Unnamed (west of lower Eureka Glacier)

Occurrence, Probably inactive

Commodities and mineralogy

Main commodities Cr; Ni
Other commodities Pd; Pt
Gangue minerals quartz

Geographic location

Quadrangle map, 1:250,000-scale MH
Quadrangle map, 1:63,360-scale B-5
Latitude 63.3048
Longitude -146.4349
Nearby scientific data Find additional scientific data near this location
Location and accuracy This occurrence is at an elevation of about 5,000 feet in a south-flowing tributary of the East Fork Maclaren River about 2 miles west of the toe of Eureka Glacier.
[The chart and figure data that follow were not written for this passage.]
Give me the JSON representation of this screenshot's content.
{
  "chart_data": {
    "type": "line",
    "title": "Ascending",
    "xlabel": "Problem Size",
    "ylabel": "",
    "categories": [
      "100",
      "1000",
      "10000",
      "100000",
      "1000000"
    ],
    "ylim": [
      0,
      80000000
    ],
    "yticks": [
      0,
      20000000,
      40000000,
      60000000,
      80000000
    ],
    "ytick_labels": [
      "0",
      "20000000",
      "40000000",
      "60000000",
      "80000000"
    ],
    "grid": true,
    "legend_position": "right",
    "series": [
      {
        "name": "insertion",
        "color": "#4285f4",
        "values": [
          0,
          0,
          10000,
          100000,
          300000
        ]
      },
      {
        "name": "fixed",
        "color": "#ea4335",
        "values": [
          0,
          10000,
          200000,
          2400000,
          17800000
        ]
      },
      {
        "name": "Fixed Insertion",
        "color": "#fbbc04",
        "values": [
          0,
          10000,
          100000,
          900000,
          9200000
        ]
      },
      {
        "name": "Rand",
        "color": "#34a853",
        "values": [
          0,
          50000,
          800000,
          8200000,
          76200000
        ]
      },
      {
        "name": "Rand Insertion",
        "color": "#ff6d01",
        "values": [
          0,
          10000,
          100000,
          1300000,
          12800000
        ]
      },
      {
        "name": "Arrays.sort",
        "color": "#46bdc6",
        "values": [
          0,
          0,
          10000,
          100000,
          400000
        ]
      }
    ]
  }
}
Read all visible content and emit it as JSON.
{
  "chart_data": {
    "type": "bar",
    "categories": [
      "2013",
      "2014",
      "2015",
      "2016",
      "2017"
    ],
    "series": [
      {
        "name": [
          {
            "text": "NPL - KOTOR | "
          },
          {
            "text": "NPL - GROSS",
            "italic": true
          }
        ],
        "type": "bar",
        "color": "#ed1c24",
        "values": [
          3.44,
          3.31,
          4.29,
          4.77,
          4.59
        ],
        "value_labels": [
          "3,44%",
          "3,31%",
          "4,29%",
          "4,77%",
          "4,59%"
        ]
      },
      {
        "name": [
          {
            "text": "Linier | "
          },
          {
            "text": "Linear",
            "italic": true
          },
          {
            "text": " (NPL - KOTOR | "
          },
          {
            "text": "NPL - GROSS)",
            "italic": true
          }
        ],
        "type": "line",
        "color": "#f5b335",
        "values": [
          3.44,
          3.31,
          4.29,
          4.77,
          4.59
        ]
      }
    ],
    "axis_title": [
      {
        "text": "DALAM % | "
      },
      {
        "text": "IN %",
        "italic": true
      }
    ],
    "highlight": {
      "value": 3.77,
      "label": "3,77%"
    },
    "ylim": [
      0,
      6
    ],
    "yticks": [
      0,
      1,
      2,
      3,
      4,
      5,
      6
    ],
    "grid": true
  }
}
The occurrence is at the southeast corner of section 32 T. 18 S. R. 7 E. Fairbanks Meridian, and corresponds to locality A8 of Kurtak and others (1992).

Geologic setting

Geologic description

This occurrence is approximately on a major east-west fault that separates granitic rocks of Jurassic or Cretaceous age (on the north) from Paleozoic metasedimentary rocks or Nikolai Greenstone of Late Triassic age (Nokleberg and others, 1991). A steep northwest cross fault was mapped at about this locality by Rose (1966 [ADMM GR 20, figure 3). Rose also mapped lenticular masses of dunite and gabbro farther north, within dioritic rocks of the granitic complex.
The U.S. Bureau of Mines traversed along the gulch that exposes the occurrence between about 4,500 and 5,500 feet elevation and found inclusions or dikes of serpentinized dunite in a granitic host that they called quartz monzonite (Kurtak and others, 1992, locality A 8). The serpentinized dunite contained 0.21 to 0.24 percent nickel and 0.13 to 0.15 percent chromium. The mineral host(s) of the nickel and chromium is unknown. Silicified quartz monzonite in a fault zone contained 12 parts per billion palladium and 5 parts per million platinum. Platinum and palladium were also detected in creek gravel and dunite float (Kurtak and others, 1992, table A8).
Geologic map unit (-146.437165989662, 63.3043730559138)
Mineral deposit model Ultramafic related.
Age of mineralization Mesozoic (?), possibly the age of the ultramafic host rocks.
Alteration of deposit Silicification of quartz monzonite; serpentinization of dunite (Kurtak and others, 1992).

Production and reserves

Workings or exploration
U.S. Bureau of Mines geologists traversed the deep gulch that crosses the intrusive rock-metasedimentary rock contact (Kurtak and others, 1992). Their samples of serpentinized dunite contained as much as 0.24 percent nickel and 0.15 percent chromium; an altered quartz monzonite contained 12 parts per billion palladium.
The occurrence is on active MAN Resources claims (W.T. Ellis, written communication, 2001).